Temperatures reaching 45 degrees Celsius (113 degrees Fahrenheit) began scorching Pakistan's port city of Karachi over the weekend. Hourslong power outages, typical in Pakistan, also struck the city, leaving fans and air conditioners inoperable as the majority of people in this Muslim country abstain from food or water during the holy fasting month of Ramadan.
The power outages also affected the sporadic water supply in the city, where those who can afford it rely on tankers of water being delivered to their homes. Some men cooled themselves off under the pouring water of a broken water pipe.

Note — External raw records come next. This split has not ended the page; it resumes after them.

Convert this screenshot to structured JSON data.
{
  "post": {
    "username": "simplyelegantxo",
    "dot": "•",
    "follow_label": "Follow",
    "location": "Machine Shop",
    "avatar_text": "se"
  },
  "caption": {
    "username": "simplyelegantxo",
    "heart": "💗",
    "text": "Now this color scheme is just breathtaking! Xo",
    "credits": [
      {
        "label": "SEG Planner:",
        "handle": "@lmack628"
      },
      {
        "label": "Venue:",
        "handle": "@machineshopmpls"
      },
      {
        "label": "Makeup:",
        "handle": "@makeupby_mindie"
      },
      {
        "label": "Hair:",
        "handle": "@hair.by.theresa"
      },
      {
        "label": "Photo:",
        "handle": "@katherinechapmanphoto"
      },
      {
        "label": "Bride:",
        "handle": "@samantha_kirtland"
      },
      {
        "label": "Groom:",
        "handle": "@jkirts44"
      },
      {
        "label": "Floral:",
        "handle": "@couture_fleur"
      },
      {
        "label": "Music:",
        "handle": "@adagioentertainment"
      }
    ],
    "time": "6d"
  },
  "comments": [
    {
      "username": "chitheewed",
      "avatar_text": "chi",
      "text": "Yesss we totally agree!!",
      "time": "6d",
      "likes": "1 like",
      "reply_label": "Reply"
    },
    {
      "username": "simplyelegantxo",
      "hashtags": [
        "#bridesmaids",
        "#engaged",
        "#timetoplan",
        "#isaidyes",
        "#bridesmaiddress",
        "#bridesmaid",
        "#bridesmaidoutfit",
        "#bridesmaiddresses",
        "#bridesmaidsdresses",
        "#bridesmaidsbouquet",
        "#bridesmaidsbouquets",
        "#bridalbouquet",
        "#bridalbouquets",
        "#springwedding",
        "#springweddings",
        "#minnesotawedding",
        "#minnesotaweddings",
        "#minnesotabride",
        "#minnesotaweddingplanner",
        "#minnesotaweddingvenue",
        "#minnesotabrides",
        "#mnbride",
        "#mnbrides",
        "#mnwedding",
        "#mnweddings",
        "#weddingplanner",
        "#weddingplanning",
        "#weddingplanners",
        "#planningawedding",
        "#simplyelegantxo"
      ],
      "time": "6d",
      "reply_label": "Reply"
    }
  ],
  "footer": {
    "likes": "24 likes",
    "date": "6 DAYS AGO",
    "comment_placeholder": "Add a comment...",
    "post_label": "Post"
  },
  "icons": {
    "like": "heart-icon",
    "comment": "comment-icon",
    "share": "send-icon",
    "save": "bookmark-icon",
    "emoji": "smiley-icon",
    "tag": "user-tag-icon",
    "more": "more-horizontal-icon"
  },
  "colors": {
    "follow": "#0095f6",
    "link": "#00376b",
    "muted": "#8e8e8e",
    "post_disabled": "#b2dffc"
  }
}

Most of the dead are the elderly, said Seemi Jamali, a spokeswoman for Karachi's Jinnah Hospital. Hundreds more are being treated for heat-related ailments, including fever and dehydration and stomach-related illnesses, she said. Mortuaries were running out of space, with local television stations showing bodies stacked inside of cold storage rooms of morgues.
Provincial Chief Minister Qaim Ali Shah ordered schools and public offices closed Tuesday until the heat wave ends.
Meteorologist Abdur Rauf called the heat wave the worst in at least a decade to strike Pakistan. He said expected monsoon rains in the coming days likely will bring relief to the area.